Human-intensive processes only work to make sense of data that doesn't scale as data volume increases. For example, people used to put each and every record of the company record in some sort of spreadsheet, and then it is very difficult to find and analyze that information once the volume or velocity of information increases.
Traditional systems use batch jobs, scheduling them on daily, weekly, or monthly bases to migrate data into separate servers or into data warehouses. This data has schema and is categorized as structured data. It will then go through the processing and analysis cycle to create datasets and extract meaningful information. These data warehouses are optimized for reporting and analytics purposes only. This is the core concept of business intelligence (BI) systems. BI systems store this data in relational database systems. The following diagram illustrates an architecture of a traditional BI system:
Business intelligence system architecture
The main issue with this approach is the latency rate. The reports made available for the decision makers are not real-time and are mostly days or weeks old, dependent on fewer sources having static data models.
This is an era of technological advancement and everything is moving very rapidly. The faster you respond to your customer, the happier your customer will be and it will help your business to grow. Nowadays, the source of information is not just your transactional databases or a few other data models; there are many other data sources that can affect your business directly and if you don't capture them and include them in your analysis, it will hit you hard. These sources include blog posts and web reviews, social media sources, posts, tweets, photos, videos, and audio. And it is not just these sources; logs generated by sensors, commonly known as IoTs (Internet of Things), in your smartphone, appliances, robot and autonomous systems, smart grids, and any devices that are collecting data, can now be utilized to study different behaviors and patterns, something that was unimaginable in the past.
It is a fact that every type of data is increasing, but especially IoTs, which generate logs of each and every event automatically and continuously. For example, a report shared by Intel states that an autonomous car generates and consumes 4 TB of data each day, and this is from just an hour of driving. This is just one source of information; if we consider all the previously mentioned sources, such as blogs and social media, it will not just make a few terabytes. Here, we are talking about exabytes, zettabytes, or even yottabytes of data.

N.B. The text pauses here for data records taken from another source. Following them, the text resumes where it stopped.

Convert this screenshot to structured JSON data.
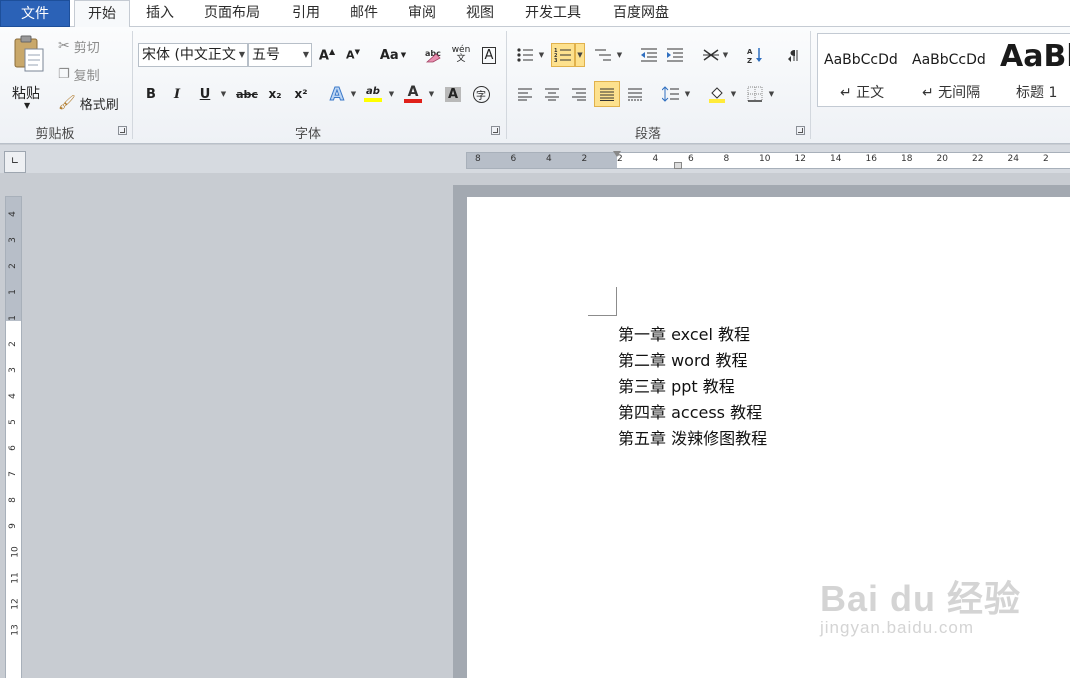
{
  "tabs": [
    {
      "label": "文件"
    },
    {
      "label": "开始"
    },
    {
      "label": "插入"
    },
    {
      "label": "页面布局"
    },
    {
      "label": "引用"
    },
    {
      "label": "邮件"
    },
    {
      "label": "审阅"
    },
    {
      "label": "视图"
    },
    {
      "label": "开发工具"
    },
    {
      "label": "百度网盘"
    }
  ],
  "clipboard": {
    "paste": "粘贴",
    "cut": "剪切",
    "copy": "复制",
    "format_painter": "格式刷",
    "group_label": "剪贴板"
  },
  "font": {
    "font_name": "宋体 (中文正文",
    "font_size": "五号",
    "group_label": "字体",
    "case_label": "Aa",
    "phonetic_label": "wén",
    "char_border_label": "A",
    "bold": "B",
    "italic": "I",
    "underline": "U",
    "strike": "abc",
    "subscript": "x₂",
    "superscript": "x²",
    "effects": "A",
    "highlight": "ab",
    "font_color": "A",
    "char_shading": "A",
    "enclosed": "字"
  },
  "paragraph": {
    "group_label": "段落"
  },
  "styles": [
    {
      "preview": "AaBbCcDd",
      "name": "↵ 正文"
    },
    {
      "preview": "AaBbCcDd",
      "name": "↵ 无间隔"
    },
    {
      "preview": "AaBb",
      "name": "标题 1"
    }
  ],
  "ruler": {
    "h_marks": [
      "8",
      "6",
      "4",
      "2",
      "2",
      "4",
      "6",
      "8",
      "10",
      "12",
      "14",
      "16",
      "18",
      "20",
      "22",
      "24",
      "2"
    ],
    "v_marks": [
      "4",
      "3",
      "2",
      "1",
      "1",
      "2",
      "3",
      "4",
      "5",
      "6",
      "7",
      "8",
      "9",
      "10",
      "11",
      "12",
      "13"
    ]
  },
  "document": {
    "lines": [
      "第一章  excel 教程",
      "第二章  word 教程",
      "第三章  ppt 教程",
      "第四章  access 教程",
      "第五章  泼辣修图教程"
    ]
  },
  "watermark": {
    "brand": "Bai du 经验",
    "url": "jingyan.baidu.com"
  },
  "colors": {
    "file_tab": "#2b62b7",
    "highlight": "#fde18e",
    "font_red": "#e0201a",
    "highlight_yellow": "#ffff00"
  }
}
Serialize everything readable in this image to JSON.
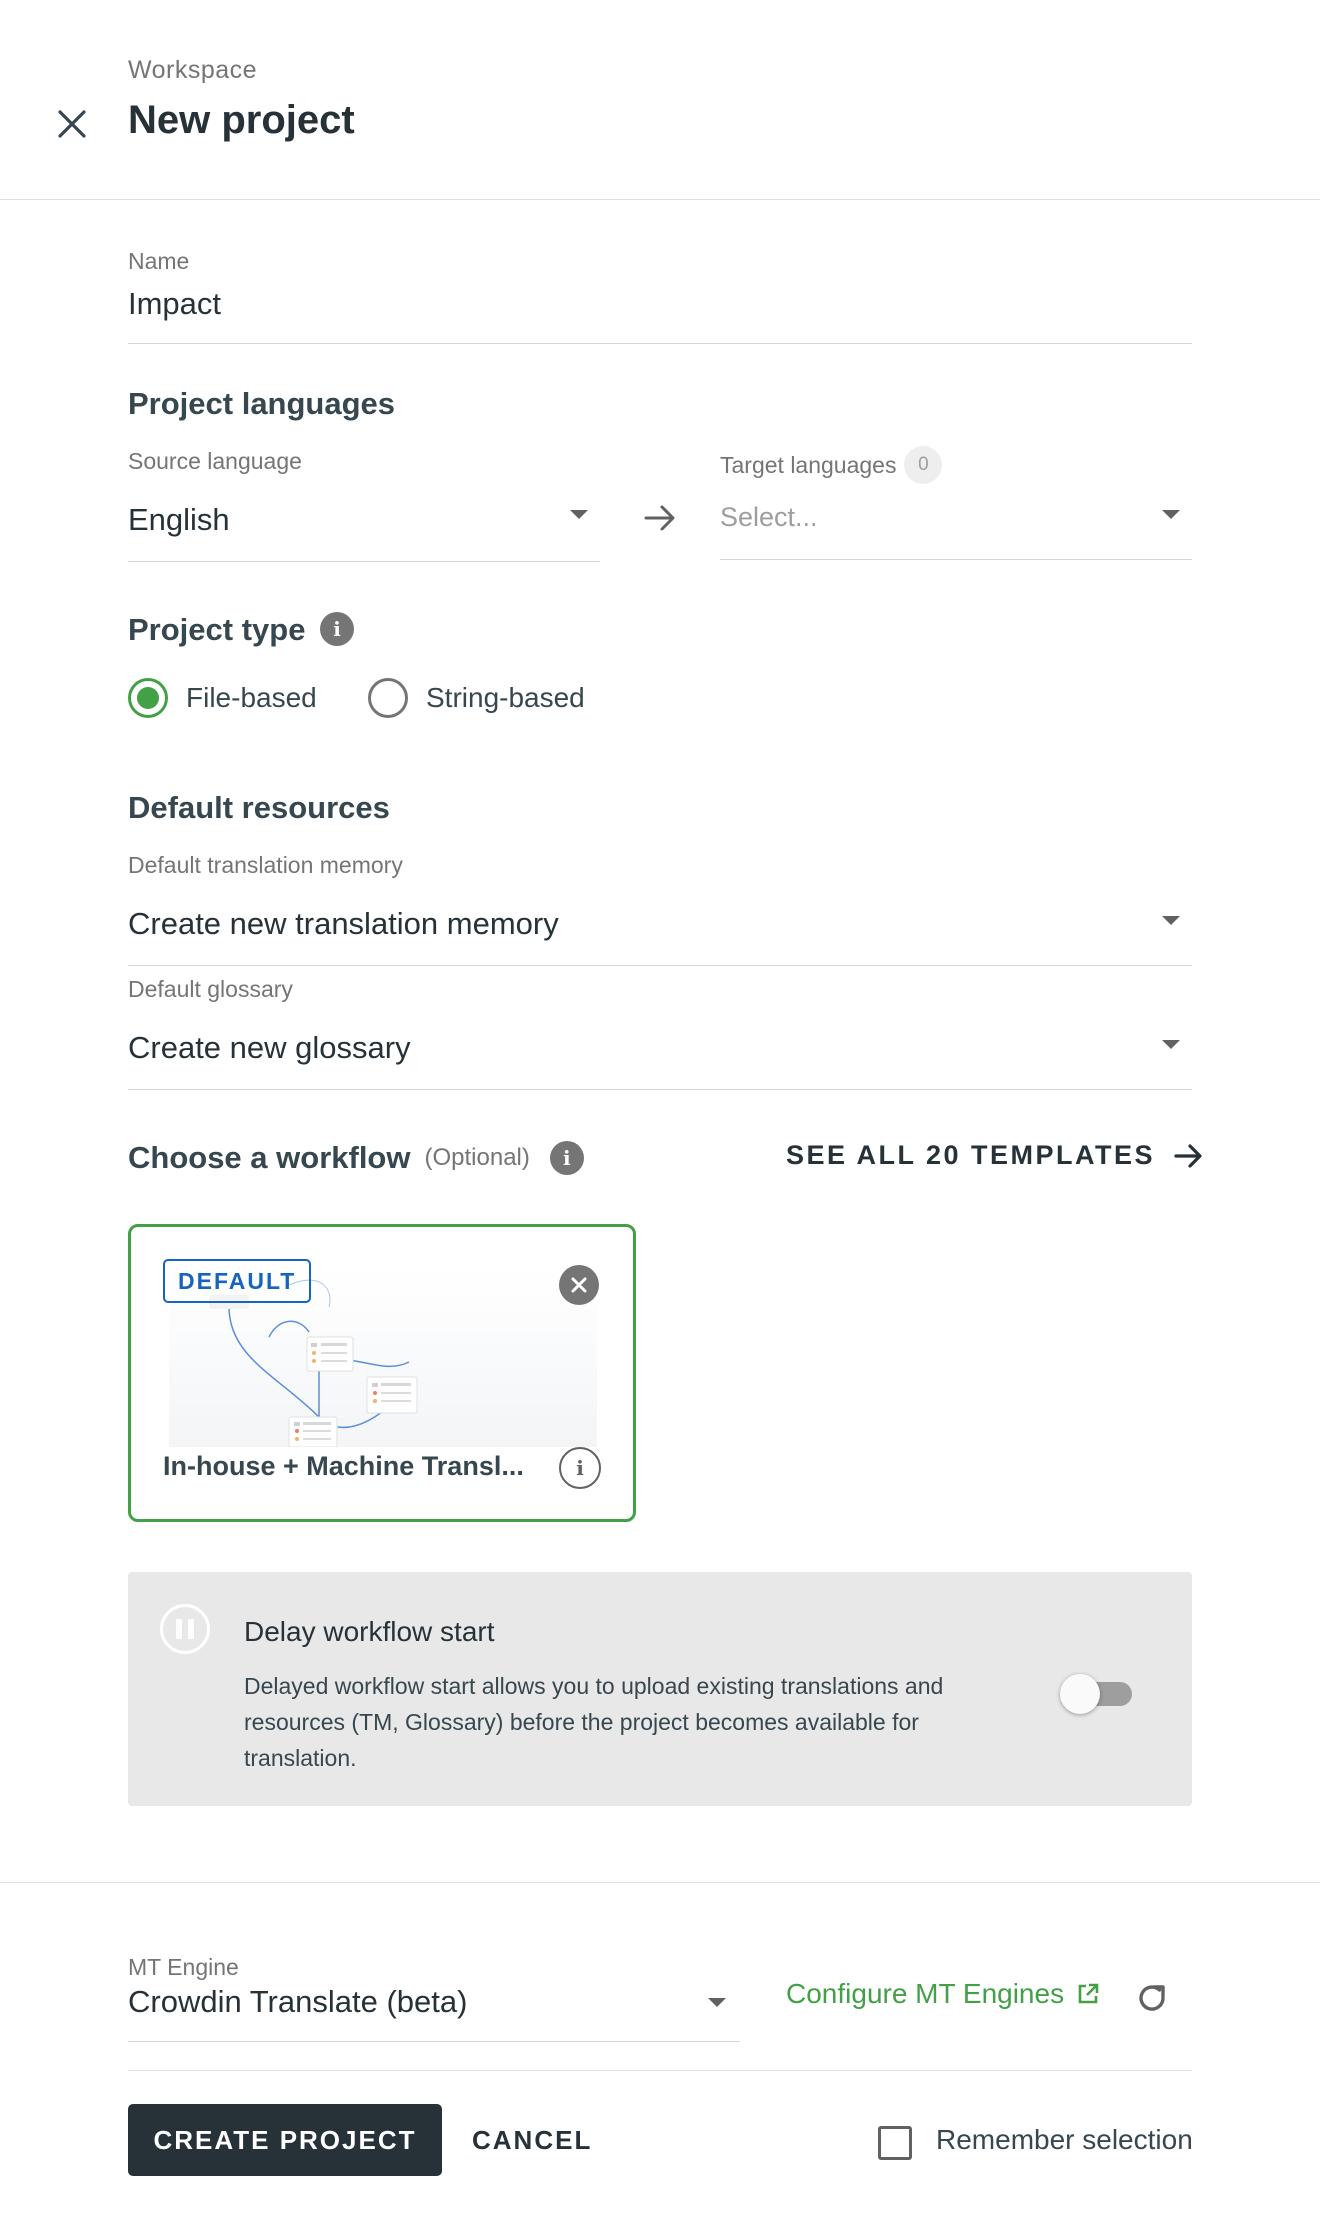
{
  "header": {
    "breadcrumb": "Workspace",
    "title": "New project"
  },
  "name_field": {
    "label": "Name",
    "value": "Impact"
  },
  "languages": {
    "section_title": "Project languages",
    "source_label": "Source language",
    "source_value": "English",
    "target_label": "Target languages",
    "target_count": "0",
    "target_placeholder": "Select..."
  },
  "project_type": {
    "section_title": "Project type",
    "options": [
      {
        "label": "File-based",
        "selected": true
      },
      {
        "label": "String-based",
        "selected": false
      }
    ]
  },
  "resources": {
    "section_title": "Default resources",
    "tm_label": "Default translation memory",
    "tm_value": "Create new translation memory",
    "glossary_label": "Default glossary",
    "glossary_value": "Create new glossary"
  },
  "workflow": {
    "section_title": "Choose a workflow",
    "optional": "(Optional)",
    "see_all": "SEE ALL 20 TEMPLATES",
    "card": {
      "badge": "DEFAULT",
      "title": "In-house + Machine Transl..."
    }
  },
  "delay": {
    "title": "Delay workflow start",
    "description": "Delayed workflow start allows you to upload existing translations and resources (TM, Glossary) before the project becomes available for translation.",
    "enabled": false
  },
  "mt": {
    "label": "MT Engine",
    "value": "Crowdin Translate (beta)",
    "configure_link": "Configure MT Engines"
  },
  "footer": {
    "create_label": "CREATE PROJECT",
    "cancel_label": "CANCEL",
    "remember_label": "Remember selection",
    "remember_checked": false
  },
  "colors": {
    "accent_green": "#43a047",
    "link_green": "#43a047",
    "badge_blue": "#1565c0",
    "primary_button": "#263238"
  }
}
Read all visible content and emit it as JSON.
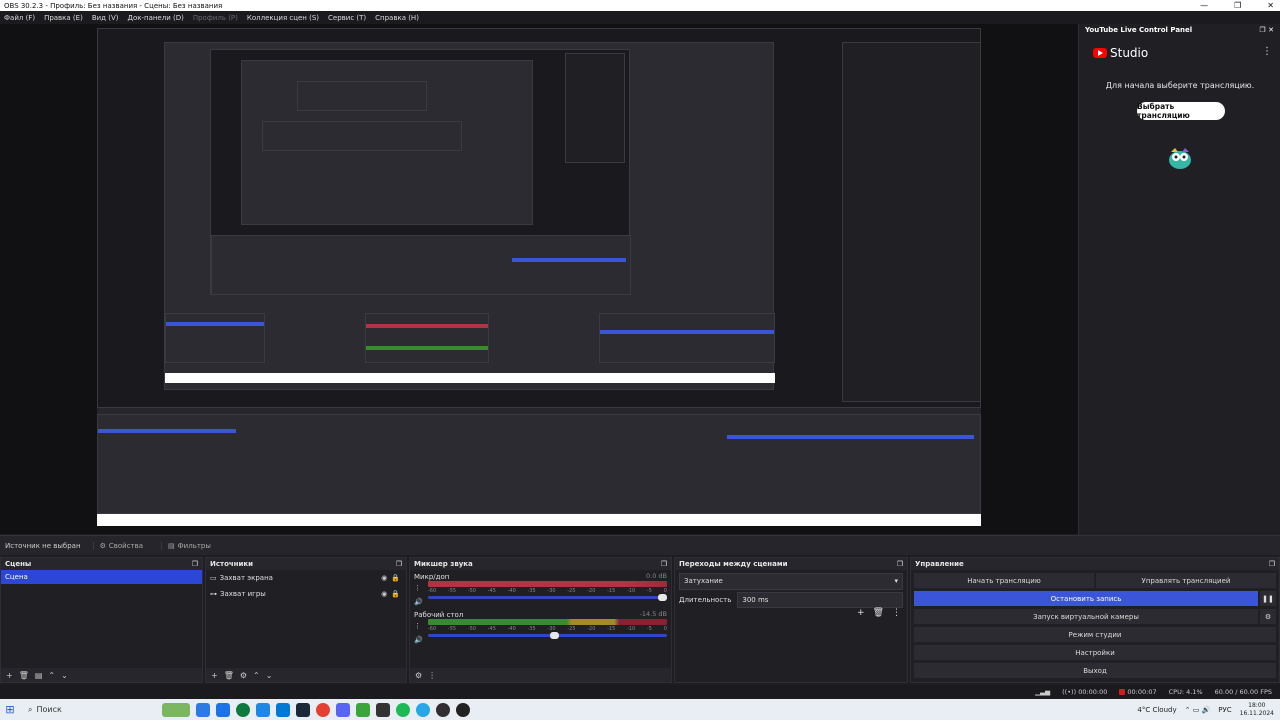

We have talked about data that is increasing, but it is not just that; the types of data are also growing. Fewer than 20% of the types have definite schema. The other 80% is just raw data without any specific pattern which cannot reside in traditional relational database systems. This 80% of data includes videos, photos, and textual data including posts, articles, and emails.
Now, if we consider all these characteristics of data and try to implement this in a traditional BI solution, it will only be able to utilize 20% of your data, because the other 80% is just raw data, making it outreached for relational database systems. In today's world, people have realized that the data that they considered to be of no use can actually make a big difference to decision making and to understanding different behaviors. Traditional business solutions, however, are not the correct approach to analyze data with these characteristics, as they mostly work with definite schema and on batch jobs that produce results after a day, week or month.